Jock le dio al botón de sonido en el transmisor-receptor para tratar de limpiar el ruido ambiental de fondo.
– Parece estar entre frecuencias -dijo sacudiendo la cabeza.
– Quienquiera que sea probablemente está tratando de sostener una conversación sobre un asunto privado -dijo Ross encogiéndose de hombros-. Hay un montón de cabrones entrometidos por ahí. Nunca se sabe quién puede estar escuchándote. Lo leí el otro día en el periódico. Cada vez hay más espionaje industrial.
– Eso es cierto -dijo Jock con un acento más espeso que el puré de patatas-. Pero lo digital es algo muy sofisticado -dijo mirando acusador a Dave-. Incluso para un supernumo multimillonario. Normalmente, sólo los militares y los servicios de inteligencia utilizan esa clase de juguetes.
– ¿Estás seguro de que viene del Duke? -preguntó Dave.
– Positivo. Mira la fuerza de la señal. Estamos justo encima. Y, además, la VHF tiene un alcance muy corto. Máximo cincuenta millas. Si alguien está emitiendo, es para alguien que está bastante cerca.
– ¿Puedes establecer la posición? -preguntó Dave.
– Con este equipo no.
Jock cogió un cigarrillo a medio fumar y dio unas caladas hasta devolverlo a la vida.
– Hay otra posibilidad -añadió-, si la señal no procede realmente del buque.
Dio otra chupada al cigarrillo, lo apagó en un platillo y empezó a liar otro.
– Bueno, espero que no tengamos que quitarnos la ropa interior para que nos lo cuentes.
Jock lamió el papel de fumar.
– Es posible, he dicho sólo posible, ¿eh?, que estemos encima de un submarino -se puso el cigarrillo en la boca y encendió una cerilla-. Esos cabrones se dedican a toda suerte de jueguecitos estúpidos. Si es un submarino, probablemente nos esté usando para un ejercicio. En este mismo momento podría estar haciendo ver que nos dispara un torpedo.
– Es una idea reconfortante ahora que nos preparamos para irnos a dormir -dijo Dave.
– Sí -dijo Ross-. Y pensar que es para ayudarnos a todos a dormir tranquilamente en nuestras camas por lo que hacen todas esas cosas estúpidas…

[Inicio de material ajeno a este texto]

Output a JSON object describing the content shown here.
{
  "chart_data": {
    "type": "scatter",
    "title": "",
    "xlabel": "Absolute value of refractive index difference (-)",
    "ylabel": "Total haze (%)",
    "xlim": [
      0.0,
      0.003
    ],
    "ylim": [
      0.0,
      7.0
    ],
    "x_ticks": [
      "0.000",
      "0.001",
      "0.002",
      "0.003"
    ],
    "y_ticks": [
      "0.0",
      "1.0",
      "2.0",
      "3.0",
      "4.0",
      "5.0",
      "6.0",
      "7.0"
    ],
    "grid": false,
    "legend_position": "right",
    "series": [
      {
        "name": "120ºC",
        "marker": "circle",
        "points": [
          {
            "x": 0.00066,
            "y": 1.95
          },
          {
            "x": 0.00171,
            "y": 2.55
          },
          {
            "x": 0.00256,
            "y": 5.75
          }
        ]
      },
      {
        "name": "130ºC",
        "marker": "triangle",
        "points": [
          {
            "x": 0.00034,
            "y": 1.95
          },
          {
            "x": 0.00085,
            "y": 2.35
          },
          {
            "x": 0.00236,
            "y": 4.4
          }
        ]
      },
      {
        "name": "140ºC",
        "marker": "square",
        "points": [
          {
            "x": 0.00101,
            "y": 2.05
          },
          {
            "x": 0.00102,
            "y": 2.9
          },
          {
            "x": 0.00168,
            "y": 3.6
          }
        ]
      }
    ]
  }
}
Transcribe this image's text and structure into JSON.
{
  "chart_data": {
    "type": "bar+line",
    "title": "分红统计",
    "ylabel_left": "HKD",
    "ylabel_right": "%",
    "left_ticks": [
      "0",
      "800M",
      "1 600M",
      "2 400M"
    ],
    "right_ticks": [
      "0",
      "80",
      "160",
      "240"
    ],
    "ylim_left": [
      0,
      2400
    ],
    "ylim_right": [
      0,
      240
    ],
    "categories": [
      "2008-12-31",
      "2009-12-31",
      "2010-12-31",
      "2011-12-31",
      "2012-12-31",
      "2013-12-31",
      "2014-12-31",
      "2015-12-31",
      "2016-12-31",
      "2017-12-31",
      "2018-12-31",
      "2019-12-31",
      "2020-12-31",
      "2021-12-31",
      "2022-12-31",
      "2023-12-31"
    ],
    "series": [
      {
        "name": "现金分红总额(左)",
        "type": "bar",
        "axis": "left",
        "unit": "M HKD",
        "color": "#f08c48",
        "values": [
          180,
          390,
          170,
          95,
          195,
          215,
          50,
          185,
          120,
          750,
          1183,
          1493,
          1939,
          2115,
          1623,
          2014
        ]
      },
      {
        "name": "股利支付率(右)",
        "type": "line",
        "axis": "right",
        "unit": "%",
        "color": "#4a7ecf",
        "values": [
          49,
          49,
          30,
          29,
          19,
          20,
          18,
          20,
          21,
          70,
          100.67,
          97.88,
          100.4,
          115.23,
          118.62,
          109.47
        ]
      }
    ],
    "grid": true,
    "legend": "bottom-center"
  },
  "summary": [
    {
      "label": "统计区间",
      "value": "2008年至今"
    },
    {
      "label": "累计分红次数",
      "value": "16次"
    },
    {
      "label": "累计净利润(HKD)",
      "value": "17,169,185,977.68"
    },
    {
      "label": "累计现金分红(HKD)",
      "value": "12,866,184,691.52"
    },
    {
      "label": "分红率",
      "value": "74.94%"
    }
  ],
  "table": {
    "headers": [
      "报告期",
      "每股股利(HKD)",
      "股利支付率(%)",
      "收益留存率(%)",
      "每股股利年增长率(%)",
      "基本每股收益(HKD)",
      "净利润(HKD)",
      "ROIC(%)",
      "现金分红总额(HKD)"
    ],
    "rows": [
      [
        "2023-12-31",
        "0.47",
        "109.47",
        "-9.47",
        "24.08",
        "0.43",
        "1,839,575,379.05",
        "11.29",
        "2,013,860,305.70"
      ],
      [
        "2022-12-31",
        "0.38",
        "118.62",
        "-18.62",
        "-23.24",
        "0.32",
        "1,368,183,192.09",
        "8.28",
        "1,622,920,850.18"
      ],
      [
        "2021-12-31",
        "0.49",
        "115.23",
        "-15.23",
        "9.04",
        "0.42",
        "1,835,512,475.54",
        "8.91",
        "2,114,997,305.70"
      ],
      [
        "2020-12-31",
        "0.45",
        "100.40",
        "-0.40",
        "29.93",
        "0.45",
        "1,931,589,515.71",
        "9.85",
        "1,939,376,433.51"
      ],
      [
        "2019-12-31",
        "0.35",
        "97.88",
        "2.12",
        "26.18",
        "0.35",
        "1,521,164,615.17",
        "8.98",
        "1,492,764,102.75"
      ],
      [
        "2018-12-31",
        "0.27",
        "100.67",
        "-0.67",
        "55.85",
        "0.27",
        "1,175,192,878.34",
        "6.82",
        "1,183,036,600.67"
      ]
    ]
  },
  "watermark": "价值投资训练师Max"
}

A bordo del Carrera, Kate finalizó su conversación con el primer oficial del Galveston, el submarino de ataque clase 688 que, como acababan de informarle, estaba a 60 metros por debajo de los cascos gemelos del Duke. Se sentía mucho mejor sabiendo que tenía compañía, aunque sólo fuera hasta el mar de los Sargazos. Después, les esperaban varios cientos de millas a través de la depresión de Cabo Verde antes de que pudieran contar con su nueva escolta, un submarino nuclear francés, en otro hito bajo las aguas, la meseta del Gran Meteoro.
Estaba sentada con Sam Brockman detrás de las cortinas corridas y las puertas cerradas del salón de la timonera. Brockman estaba pendiente del gráfico electrónico, más por costumbre que por necesidad. Era un hombre alto -demasiado alto para estar verdaderamente cómodo en el yate: con su metro noventa y cinco, siempre andaba rozando con su pelo gris acero los techos forrados de gamuza del Carrera - y tenía el aspecto de alguien que ya lo ha visto todo. A Kate le caía bien; su aire tranquilo le inspiraba una gran confianza, y admiraba su sentido del deber, pero por encima de todo le gustaba que compartiera su baja opinión de Kent Bowen.
– ¿Dónde está su excelencia? -preguntó Kate.
– Dormido. En su camarote. Hizo buenas migas con la cerveza durante el partido por la tele. Y hemos de contar, además, el vino que trasegó en la cena. Diría que hoy ha bebido tanto como ha respirado. Parece que va a representar el papel de un gato gordo y perezoso hasta el último pelo del bigote, Kate. No tanto su sentido del deber como por la influencia del alcohol. Me sorprende que se las haya arreglado para mantener la boca tan bien cerrada. Hasta ahora.